Son infection grandit, sa boule comme une noisette au début devient une grosse pêche. Je passe un coup de téléphone à un ami chirurgien et lui demande d’opérer Fanfan en ambulatoire. Georgette ne répond plus. Elle est enfermée dans sa cuisine, fume, fume ses Gitanes et souffre en silence.

Le jour de l’opération je suis venu voir Fanfan dans sa chambre juste avant l’opération. Sa seule question :

«Je reste habillée pendant l’intervention? S’il ne faut pas, je n’y vais pas ! »

Que se passe t’il dans cette tête ? Trop de pudeur ? Reviviscence d’une violence sexuelle enfantine ? Je pense à tout. Son blocage, son coté border-line est-il en rapport avec cette pudeur exacerbée ?

Je ne suis pas allé à l’opération de Fanfan (je lui ai promis). Deux heures plus tard, le chirurgien m’appelle.
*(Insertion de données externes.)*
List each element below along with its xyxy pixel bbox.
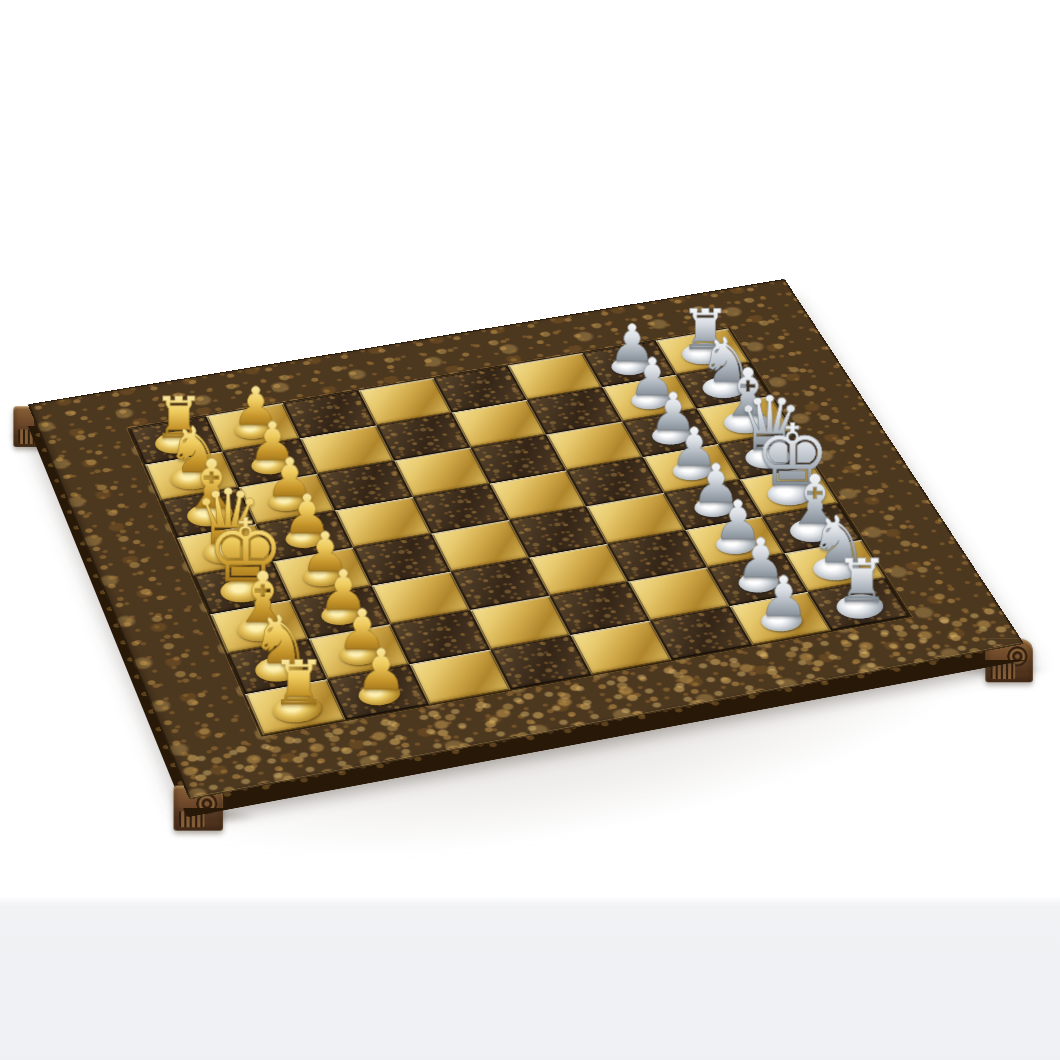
rook-glyph: ♜ — [235, 653, 362, 714]
pawn-glyph: ♟ — [722, 570, 846, 626]
square-f4[interactable] — [450, 557, 549, 610]
photo-scene: ♜♟♟♜♞♟♟♞♝♟♟♝♛♟♟♛♚♟♟♚♝♟♟♝♞♟♟♞♜♟♟♜ — [0, 0, 1060, 1060]
chess-board[interactable]: ♜♟♟♜♞♟♟♞♝♟♟♝♛♟♟♛♚♟♟♚♝♟♟♝♞♟♟♞♜♟♟♜ — [28, 279, 1025, 800]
«Ecoute Antoine, je viens de voir un truc que je n’ai jamais vu dans toute ma vie. En voulant faire un sondage urinaire à la patiente, on a été obligé de la déshabiller et nous avons découvert un véritable cas d’hermaphrodisme ! Fanfan a de véritables attributs masculins ! »

Pendant plus de 40 ans, une personne mi-homme, mi-femme ou un peu homme, un peu femme s’est cachée, a été cachée par sa mère. Elle a présenté un trouble de la personnalité qui l’empêche de vivre encore aujourd’hui normalement. Elles ont une petite vie calme tranquille entre toile cirée et Gitanes (sans filtre).